На ее счастье, в это время на крыльце показался Петр Иванович (хозяин – за всеми надо углядеть), и она, подхватив председателя, повела его в комнаты.

Так под ручку с Советской властью и заявилась – пускай все видят. Рано ее еще на задворки задвигать. И Петр Иванович тоже пускай посмотрит да подумает – умный человек!

А в комнатах в это время все сгрудились у раскрытых окошек – молодежь шла мимо.

– Пелагея, Пелагея! Алька-то у тебя...

– Апельсин! – звонко щелкнул пальцами Афонька-ветеринар.

– Вот как, вот как она вцепилась в офицера! Разбирается, ха-ха! Небось не в солдата...

– Мне, как директору, такие разговоры об ученице...

– Да брось ты, Григорий Васильевич, насчет этой моральности...

– Гулять с ученицей неморально, – громко отчеканил Афонька, – но которая ежели выше средней упитанности...

Тут, конечно, все заржали – весело, когда по чужим прокатываются, – а Пелагея не знала, куда и глаза девать. Сука девка! Смалу к ней мужики льнут, а что будет, когда в года войдет?
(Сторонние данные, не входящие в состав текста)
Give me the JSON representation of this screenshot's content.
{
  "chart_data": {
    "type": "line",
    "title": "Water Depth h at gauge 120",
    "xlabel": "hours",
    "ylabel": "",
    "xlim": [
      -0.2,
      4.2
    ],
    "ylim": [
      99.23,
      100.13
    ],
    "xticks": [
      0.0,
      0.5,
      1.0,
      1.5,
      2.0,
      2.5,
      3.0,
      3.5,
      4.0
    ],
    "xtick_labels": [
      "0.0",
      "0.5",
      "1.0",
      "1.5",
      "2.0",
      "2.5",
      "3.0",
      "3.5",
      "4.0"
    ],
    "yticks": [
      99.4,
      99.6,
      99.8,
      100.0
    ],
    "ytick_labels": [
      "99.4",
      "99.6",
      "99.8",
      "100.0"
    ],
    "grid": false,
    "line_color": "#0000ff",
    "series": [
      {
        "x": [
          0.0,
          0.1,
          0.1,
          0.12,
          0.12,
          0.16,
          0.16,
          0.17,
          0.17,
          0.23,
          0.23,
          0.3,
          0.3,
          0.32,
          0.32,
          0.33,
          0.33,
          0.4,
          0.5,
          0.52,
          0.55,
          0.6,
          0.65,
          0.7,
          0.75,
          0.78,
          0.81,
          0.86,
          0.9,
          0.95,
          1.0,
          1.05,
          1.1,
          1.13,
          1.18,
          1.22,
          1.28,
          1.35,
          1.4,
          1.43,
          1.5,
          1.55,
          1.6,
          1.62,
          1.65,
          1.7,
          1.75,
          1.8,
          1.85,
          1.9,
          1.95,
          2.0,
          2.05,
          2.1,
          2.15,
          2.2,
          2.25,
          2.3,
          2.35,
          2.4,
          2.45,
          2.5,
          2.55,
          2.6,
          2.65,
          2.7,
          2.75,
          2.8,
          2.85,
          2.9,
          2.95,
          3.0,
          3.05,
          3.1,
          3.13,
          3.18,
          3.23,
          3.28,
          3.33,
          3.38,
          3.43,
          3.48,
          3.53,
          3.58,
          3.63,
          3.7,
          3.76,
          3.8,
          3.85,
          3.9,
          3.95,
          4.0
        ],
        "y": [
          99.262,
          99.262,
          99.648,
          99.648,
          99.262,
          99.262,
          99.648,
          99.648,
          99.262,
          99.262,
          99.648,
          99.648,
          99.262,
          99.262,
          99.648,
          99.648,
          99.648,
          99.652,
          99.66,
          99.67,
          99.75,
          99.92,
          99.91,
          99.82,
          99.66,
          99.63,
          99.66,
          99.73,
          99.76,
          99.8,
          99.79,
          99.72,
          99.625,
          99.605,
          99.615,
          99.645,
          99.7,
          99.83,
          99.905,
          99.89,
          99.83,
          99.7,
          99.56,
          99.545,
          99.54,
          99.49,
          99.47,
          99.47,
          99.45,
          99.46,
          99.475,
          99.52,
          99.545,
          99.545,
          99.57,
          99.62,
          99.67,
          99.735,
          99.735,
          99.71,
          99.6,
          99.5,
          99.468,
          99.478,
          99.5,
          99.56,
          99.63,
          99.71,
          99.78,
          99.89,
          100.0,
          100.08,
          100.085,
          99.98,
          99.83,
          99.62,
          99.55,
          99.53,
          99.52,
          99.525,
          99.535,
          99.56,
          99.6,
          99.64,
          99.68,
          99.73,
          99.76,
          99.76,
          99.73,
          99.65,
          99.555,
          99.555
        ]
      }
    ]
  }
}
Следующий заход был к председателю лесхимартели, человеку для Пелагеи, прямо сказать, бесполезному. По крайности за все эти годы, что она пекарем, ей ни разу не доводилось иметь с ним дела, хотя, с другой стороны, кто знает, как повернет жизнь. Сегодня он тебе ни к чему, а завтра, может, он-то и встанет на твоей дороге.

В общем, не мешало бы и к председателю лесхимартели сходить. Но что поделаешь – Павел совсем раскис к этому времени, и она, взяв его под руку, повела домой.

7

– Ты как золотой волной накрывшись... Искры от тебя летят...

Так плел ей, рассказывал Олеша-рабочком про свою первую встречу с ней, про то, как увидел ее у раскрытого окошка за расчесыванием волос. А сама она из этой встречи только и запомнила, что резкую боль в голове (лапу в волосы запустил, дьявол) да нахальные, с жарким раскосом глаза. И уж, конечно, никак не думала не гадала, что ихние дороги когда-нибудь пересекутся. Какой может быть пересек у простой колхозницы с начальником заречья? Шел мимо да увидел молодую бабу в окошке – вот и потешил себя, подергал за волосья.

А дороги пересеклись. Недели через полторы-две, под вечер, Пелагея полоскала белье у реки, и вдруг опять этот самый Олеша. Неизвестно даже, откуда и взялся. Как из-под земли вырос. Стоит, смотрит на нее сбоку да скалит зубы.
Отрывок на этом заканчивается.